Maven heard only excerpt of that pathetic speech. He was thinking of Thomas, of how he would never have allowed him to die, how, he swore to himself, he would’ve sacrificed anything to keep him from being tortured. He had already suffered too much and certainly didn’t deserve what was going to happen to him.

“Power!” the court shouts. Maven remains motionless, while the acrid smell of blood oppresses his lungs.

“Power! Death!”

Maven turned wide-eyed towards Mare, in desperate search for a help she couldn’t give him. Now, what would be his next move?


	3. The Escape

**Summary for the Chapter:**

> Mare frees the prisoners but Maven doesn't share her course of action.

“Who is there?” shouted a sentinel from the beginning of the stairs, facing someone who was supposed to be on the way down. She was the Gliacon, the one who had tortured Farley. Thomas wanted to see her crash into the ground after a long and exhausting fall from some of the cliffs there was in his hometown.

“I am Lady Mareena Titanos, betrothed to Prince Maven.” a cold, sharp voice answered. Thomas, on hearing that name, immediately raised his head. He couldn’t yet see Mare, but he was sure she wouldn’t come down there alone. In fact, although the first figure to appear was hers, two men stood behind her, one who had largely exceeded forty, with pale skin even to be a silver, and another younger, with a baldhead and black eyes, his expression like he was turned off. If it weren’t for his skills, he would’ve mistaken that look for boredom. Thomas almost let out a smile. So it was true that there was still a singer alive. He had long believed it was just a legend. It was a strange feeling, that of having a singer who used his power in the direct vicinity: it was like seeing a mind held on a leash. It was both fascinating and horrible. If only Thomas could have used that power…

He observed with amazement the sentinels that went out in single file, without batting an eyelash further. They said they would leave her for five minutes. If Mare had hurried, only three would’ve been enough.

Kilorn rushed to the bars, while Farley helped Walsh get up. Thomas didn’t move; from the expression on Mare’s face, he realized that she didn’t intend to free them, not yet.

“Mare…” Kilorn whispered, displaced by her hesitation. Thomas, for his part, knew what she wanted to know, and wasn’t surprised when she asked for explanations about the bomb.

“I don’t know anything about it.” Farley hissed in a whisper. The torture had neither folded nor broken her, but had certainly changed her, someway. “I’ve never authorized such a thing.”

As far as Thomas knew, that was the truth, but he wouldn’t be surprised if she was lying. She did it continuously. To omit the truth was a gift for her. Thomas gritted his teeth. He hadn’t yet forgiven the incident with Maven.

“Where’s Maven?” Thomas asked, interrupting Farley, and gaining a cold look from those blue eyes. Mare frowned, and Thomas realized she didn’t know about their situation.

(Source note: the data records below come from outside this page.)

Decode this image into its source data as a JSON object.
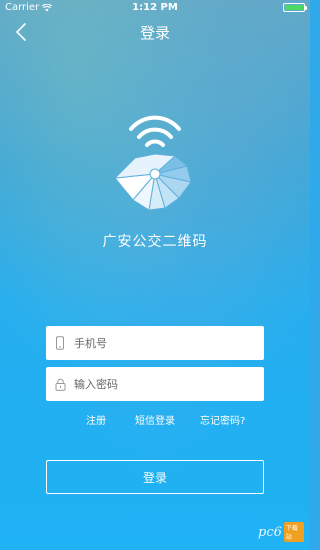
{
  "status_bar": {
    "carrier": "Carrier",
    "time": "1:12 PM",
    "battery_level": 1.0
  },
  "nav": {
    "title": "登录",
    "back_icon": "chevron-left-icon"
  },
  "app": {
    "name": "广安公交二维码",
    "logo_icon": "scanner-wifi-logo"
  },
  "form": {
    "phone": {
      "placeholder": "手机号",
      "value": "",
      "icon": "phone-icon"
    },
    "password": {
      "placeholder": "输入密码",
      "value": "",
      "icon": "lock-icon"
    }
  },
  "links": {
    "register": "注册",
    "sms_login": "短信登录",
    "forgot_password": "忘记密码?"
  },
  "login_button": "登录",
  "watermark": {
    "text": "pc6",
    "badge": "下载站"
  },
  "colors": {
    "background": "#2fa9ea",
    "text": "#ffffff",
    "battery": "#4cd964"
  }
}
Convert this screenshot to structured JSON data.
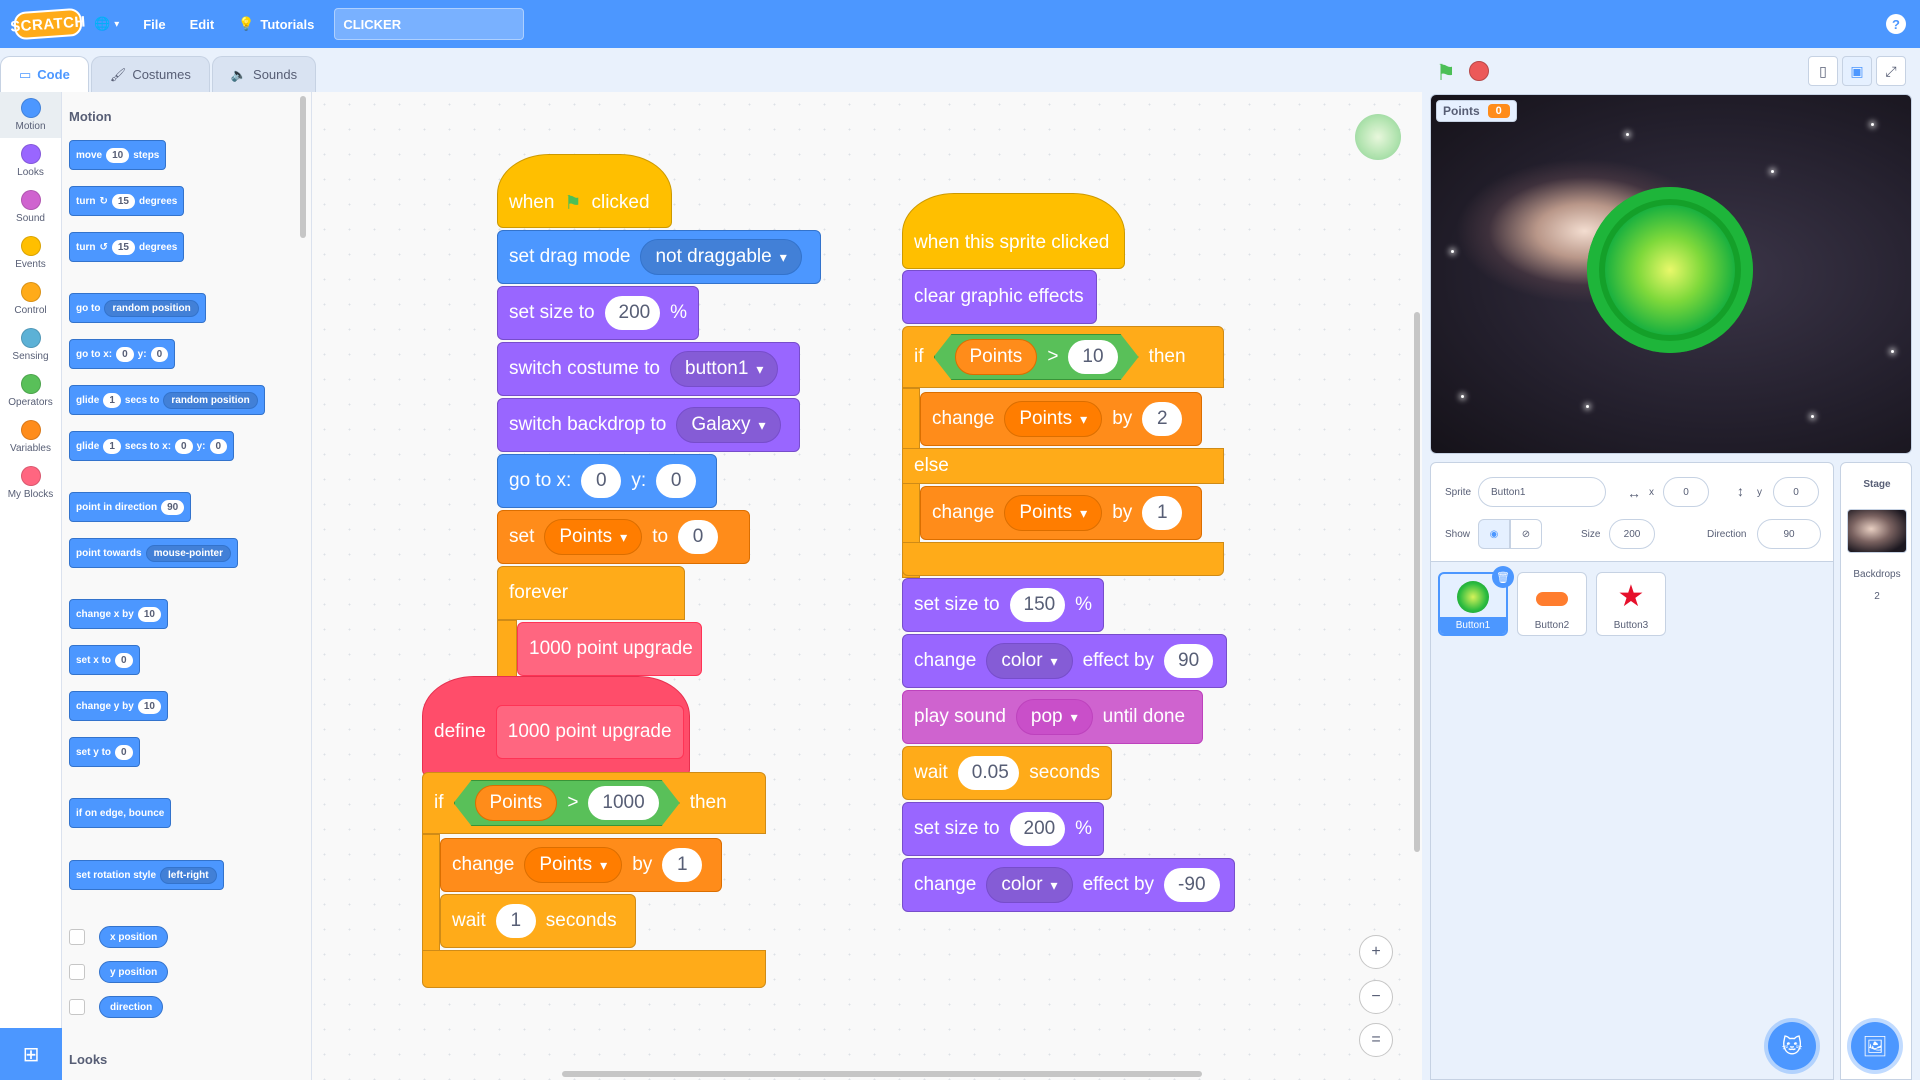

“He won’t take part in this mission.” she answered, cold. Thomas frowned: he thought it was Maven who wanted to save him. He believed he was more important for him. He studied Mare’s face, while she was talking, annoyed, to Farley. There was something in those eyes that wasn’t right. It wasn’t the control of the singer, nor even feelings that he couldn’t understand: they were as cold as ice. She had the same look of a Silver. Perhaps she was also starting to think like one of them and he couldn’t say if that ability would benefit them or bring them to ruin.

* * *

Maven stood before Mare on the way to her etiquette lessons, trying to hold back his anger to prevent the cameras from resuming his failure.

“You got up early.” he noted, so that anyone who took the trouble to control him could hear. Mare’s expression was surprised, but only for a second, then she smiled ruefully. Maven knew that it was time to approach her, to be able to speak more freely, and pretend to greet her with a kiss on the cheek. And so he added, in a faint voice: “To have gone to bed so late.”

“I don’t know what you’re referring to.” she answered, trying to simulate an innocent tone. It wasn’t very credible, and Maven took her arm. In the eyes of the cameras, they were just a couple of betrothed that moved away, towards the lessons of the future princess, and no one would’ve noticed Maven’s quick pace.

“The four prisoners escaped.” he said, in a higher tone, hoping the cameras can record that part. He paused, and waited a couple more steps to add, in a much lower voice: “And I know it’s your fault.”

“Fault?” Mare asked, the voice too high, and trying to stop, perhaps to argue more blatantly. Maven tugged at her, and ignored her moaning of pain. She would’ve deserved more, and surely, she would’ve received much worse treatment if he had told his mother everything.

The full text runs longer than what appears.